Recent studies in the Mekong delta have shown that it could be used for many purposes for improving income and livelihood of farmers by producing biogas and electricity, organic fertilizers, handicraft products, mushrooms, ruminant feed sources, and reducing the water pollution.
We’ll wait and see how this turns out…
Our last stop, before leaving for Phnom Phen was at a floating fish farm. These farms raise tons of fish in big screened bottom tanks. The screen allows river water in and fish poop out. I bet much of our fish in the US comes from farms like these! Basa is one of them.
The basa fish, is a type of catfish. Basa are native to the Mekong River Delta in Vietnam and Chao Phraya basin in Thailand. These fish are important food fish with an international market. They are often labeled in North America as “basa fish” This is what a basa fish looks like:
We left the slow tour boat and boarded a fast boat for the 5 hour trip to Phnom Penh, In about 1.5 hours we arrived at the Cambodian border station. We all trooped shore and had our passports and visas stamped 3 times.
These are some scenes along the river: A river barge. Yes, some very big ships sailed the Mekong. A rice processing factory and warehouse.
An unfinished bridge. Ole showing the boat captain the way.
A shipping container terminal.A farming shack. Note the TV antenna. Thie shack would probably be underwater at flood time. Maybe it was taken down and moved?This is an unfinished hotel/casino on an island across from the city of Phnom Penh. Apparently, it was financed by a wealth Cambodian who stopped construction when the building started to fall apart due to the island’s weak sandy soil. It just sits there…
At 1 PM we arrived at Phnom Penh, Cambodia, for a 3 nights stay.
We met Nie, our Cambodian country guide. She was a sweetheart! She knew a lot about Cambodia’s sad past and how it affected her family. Also, she could do this with her fingers. Ouch!!

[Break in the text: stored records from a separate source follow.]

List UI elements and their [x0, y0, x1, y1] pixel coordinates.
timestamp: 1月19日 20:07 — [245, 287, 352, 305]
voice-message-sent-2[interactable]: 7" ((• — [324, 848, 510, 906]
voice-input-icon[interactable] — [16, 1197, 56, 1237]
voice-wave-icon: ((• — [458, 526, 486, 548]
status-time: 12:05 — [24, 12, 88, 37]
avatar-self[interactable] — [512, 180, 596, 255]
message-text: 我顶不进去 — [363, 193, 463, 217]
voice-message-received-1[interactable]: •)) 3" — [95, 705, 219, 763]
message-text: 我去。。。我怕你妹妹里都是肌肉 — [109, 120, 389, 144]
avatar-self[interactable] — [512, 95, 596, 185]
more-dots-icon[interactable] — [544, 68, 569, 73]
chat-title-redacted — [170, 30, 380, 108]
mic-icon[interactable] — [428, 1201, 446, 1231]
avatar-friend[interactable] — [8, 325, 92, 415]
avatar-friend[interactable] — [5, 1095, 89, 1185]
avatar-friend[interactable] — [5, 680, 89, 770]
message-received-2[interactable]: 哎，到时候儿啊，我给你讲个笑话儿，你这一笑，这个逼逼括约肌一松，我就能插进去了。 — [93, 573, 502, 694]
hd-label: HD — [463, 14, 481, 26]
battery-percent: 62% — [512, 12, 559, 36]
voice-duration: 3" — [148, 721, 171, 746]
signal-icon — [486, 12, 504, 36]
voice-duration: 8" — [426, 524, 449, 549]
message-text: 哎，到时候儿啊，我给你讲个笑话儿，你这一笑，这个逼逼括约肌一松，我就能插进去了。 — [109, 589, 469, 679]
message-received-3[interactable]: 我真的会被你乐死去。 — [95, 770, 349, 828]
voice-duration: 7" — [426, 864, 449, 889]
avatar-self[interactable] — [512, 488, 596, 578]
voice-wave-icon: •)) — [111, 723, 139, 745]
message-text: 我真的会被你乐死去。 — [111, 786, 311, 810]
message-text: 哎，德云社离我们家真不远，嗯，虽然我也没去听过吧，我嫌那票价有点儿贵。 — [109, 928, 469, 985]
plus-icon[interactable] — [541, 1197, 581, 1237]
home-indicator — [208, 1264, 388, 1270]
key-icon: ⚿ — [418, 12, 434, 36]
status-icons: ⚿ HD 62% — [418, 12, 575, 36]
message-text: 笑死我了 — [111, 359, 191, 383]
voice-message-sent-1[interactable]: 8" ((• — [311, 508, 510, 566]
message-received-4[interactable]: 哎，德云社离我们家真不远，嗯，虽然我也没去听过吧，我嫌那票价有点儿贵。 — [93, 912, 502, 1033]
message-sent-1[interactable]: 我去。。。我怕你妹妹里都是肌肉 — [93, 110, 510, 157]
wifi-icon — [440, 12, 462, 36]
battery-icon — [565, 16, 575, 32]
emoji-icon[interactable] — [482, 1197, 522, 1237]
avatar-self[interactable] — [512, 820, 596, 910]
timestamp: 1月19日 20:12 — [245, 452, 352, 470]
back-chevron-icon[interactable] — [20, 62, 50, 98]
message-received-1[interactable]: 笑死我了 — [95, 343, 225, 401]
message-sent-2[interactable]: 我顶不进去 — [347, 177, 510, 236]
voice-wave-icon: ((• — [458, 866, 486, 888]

Nie gave us a tour of the Royal Palace. Note the beautiful buildings and the Nagas on the roof eaves and stair railings. Nagas’s tail is at the peak and his head is at the bottom. Here’s a 7 headed Naga.
This is the Silver Pagoda. It houses many national treasures such as gold and jeweled Buddha statues. Most notable is a small 17th century baccarat crystal Buddha (the “Emerald Buddha” of Cambodia) and a life-sized gold Buddha decorated with 9584 diamonds, the largest of which weighs 25 carats. It was created in the palace workshops during 1906 and 1907, the gold Buddha weighs almost 200 pounds.
During King Norodom Sihanouk‘s pre-Khmer Rouge reign, the Silver Pagoda floor was inlaid with more than 5,000 silver tiles weighing over 5 tons. Only a small area of these tiles are available to be viewed by the public on entering the pagoda.
We finally got a look at temple monkeys. And, no, they didn’t steal anything.
This is the stupa of King Norodom Suramarit
This statue of king Norodom was completed by French artist Eude in 1875 in Paris and placed on the pagoda grounds in 1892. The canopy was added by King Sihanouk in 1953 to honor King Norodom in light of Cambodia’s new independence. Legend has it that it’s was originally a statue of Napoleon, but the head was replaced with the Kings. Who knows?
Outside the Palace we saw beggars with missing limbs and this woman with a “rent-a-baby” used to elicit sympathy and money. We were told not to give!
That evening, back at the hotel, we had a happy birthday party for Carol. In attendance were Jerry and Donna Ashkey fron Oregon. This was the first picture that I took of this nice couple together in 12 days!